The book was presented in a forum with McLennan, Trudeau and former Yale Chaplain William Sloane Coffin at Goddard Chapel on Nov. 10.

Finding Your Religion outlines six stages of religious development that McLennan asserts all people experience, regardless of their religious background (see sidebar). Spiritual searchers are encouraged to progress on a spiritual path rather than try to find their own way. The book likens the search to climbing a spiritual mountain, claiming that searchers should find the path up that is best for them rather than bushwhack. To illustrate, the book documents the religious searches of fifty anonymous Tufts faculty, students and alumni.

 

Stages of Religious Development

  1. Magic Stage: The child sees God as all powerful.

  2. Realty: The child sees a God that can be influenced by his or her actions.

  3. Dependence: The young adult desires an intimate relationship with God.

  4. Independence: The young adult finds internal spiritual guidance.

  5. Unity (this stage is rarely attained): Adult sees God in everything.

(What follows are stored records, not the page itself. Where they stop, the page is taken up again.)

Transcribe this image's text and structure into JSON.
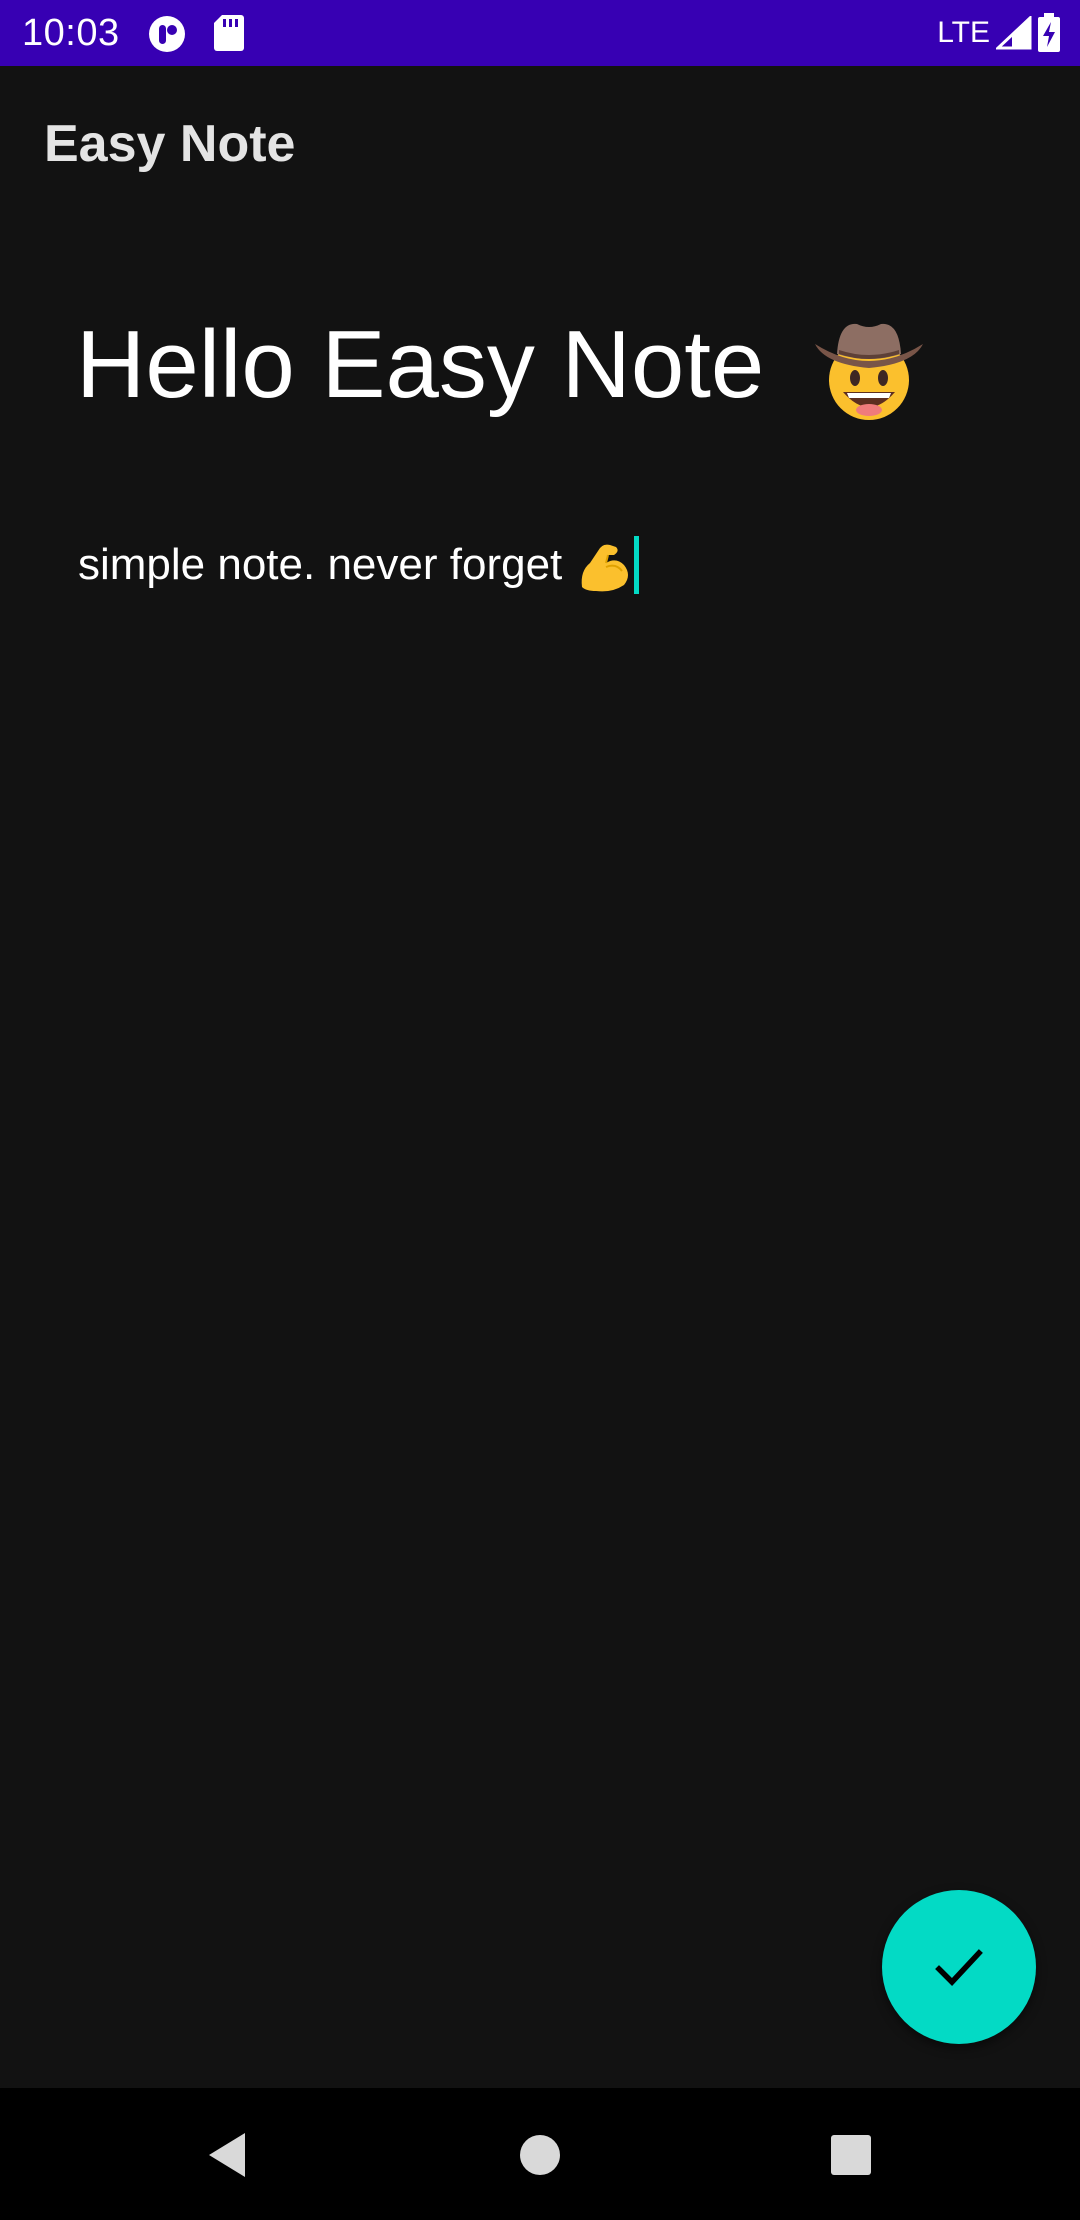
{
  "status_bar": {
    "time": "10:03",
    "network_label": "LTE",
    "background_color": "#3700b3",
    "icons": [
      "notification-app-icon",
      "sd-card-icon",
      "signal-icon",
      "battery-charging-icon"
    ]
  },
  "app_bar": {
    "title": "Easy Note"
  },
  "note": {
    "title": "Hello Easy Note",
    "title_emoji": "cowboy-hat-face",
    "body": "simple note. never forget",
    "body_emoji": "flexed-biceps"
  },
  "fab": {
    "icon": "check-icon",
    "color": "#03dac5"
  },
  "nav_bar": {
    "buttons": [
      "back-icon",
      "home-icon",
      "recents-icon"
    ]
  },
  "theme": {
    "background": "#121212",
    "accent": "#03dac5"
  }
}
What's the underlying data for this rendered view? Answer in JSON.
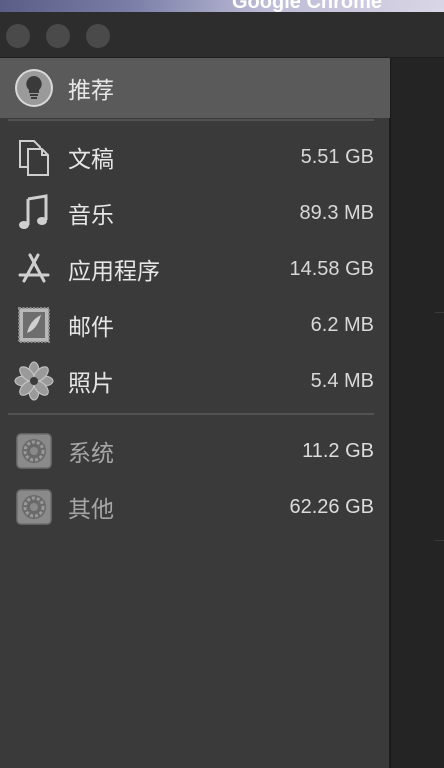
{
  "window": {
    "app_title": "Google Chrome"
  },
  "sidebar": {
    "items": [
      {
        "label": "推荐",
        "size": "",
        "icon": "lightbulb-icon"
      },
      {
        "label": "文稿",
        "size": "5.51 GB",
        "icon": "documents-icon"
      },
      {
        "label": "音乐",
        "size": "89.3 MB",
        "icon": "music-note-icon"
      },
      {
        "label": "应用程序",
        "size": "14.58 GB",
        "icon": "app-store-icon"
      },
      {
        "label": "邮件",
        "size": "6.2 MB",
        "icon": "mail-stamp-icon"
      },
      {
        "label": "照片",
        "size": "5.4 MB",
        "icon": "photos-icon"
      },
      {
        "label": "系统",
        "size": "11.2 GB",
        "icon": "system-disk-icon"
      },
      {
        "label": "其他",
        "size": "62.26 GB",
        "icon": "other-disk-icon"
      }
    ]
  },
  "colors": {
    "sidebar_bg": "#3a3a3a",
    "selected_bg": "#5a5a5a",
    "text": "#e6e6e6",
    "dim_text": "#a6a6a6"
  }
}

Source: Scotty McLennan, Finding Your Religion: When the Faith You Grew Up With Has Lost its Meaning. San Francisco: Harper, 1999.

 

Although he admitted to not knowing "beans about God," Trudeau said McLennan had always been in command of a "maddening functionality," even back at Yale. "What the rest of us learned to pass exams, Scotty put right to use," whether spiritually, or "cross-referencing potential dates with big weekends," he said. "It's [McLennan's] humanity that is at the core of this book," Trudeau added.

However, Trudeau also admitted to perhaps not being in "hollering distance of the book." "What if everyone climbed the mountain, found what they were looking for and simply sat down?…there would be a whole bunch of people saying, 'No, please, after you,'" he considered. Nevertheless, the celebrated cartoonist and Tufts 1998 Commencement Speaker saluted the effort of his longtime friend.

McLennan said one of his main concerns at Tufts is that many students tell him they are spiritual, but not religious. He urged them to couple spirituality with religion. "Religion is the parent of spirituality," he said.

Coffin, who, as a former civil rights and anti-war activist, resembles Doonsbury's Scot Sloan himself, had a far more pessimistic view of academia and religion. "We have graduated too many students who want to succeed rather than be valuable, who want to make money rather than make a difference," he lamented. As a remedy, Coffin encouraged the reintroduction of wonder, anger and love on college campuses and in academic religious curriculums.

In addition to his Chaplain duties, McLennan teaches religion, law and medical ethics at Tufts and a business ethics class at the Harvard Business School.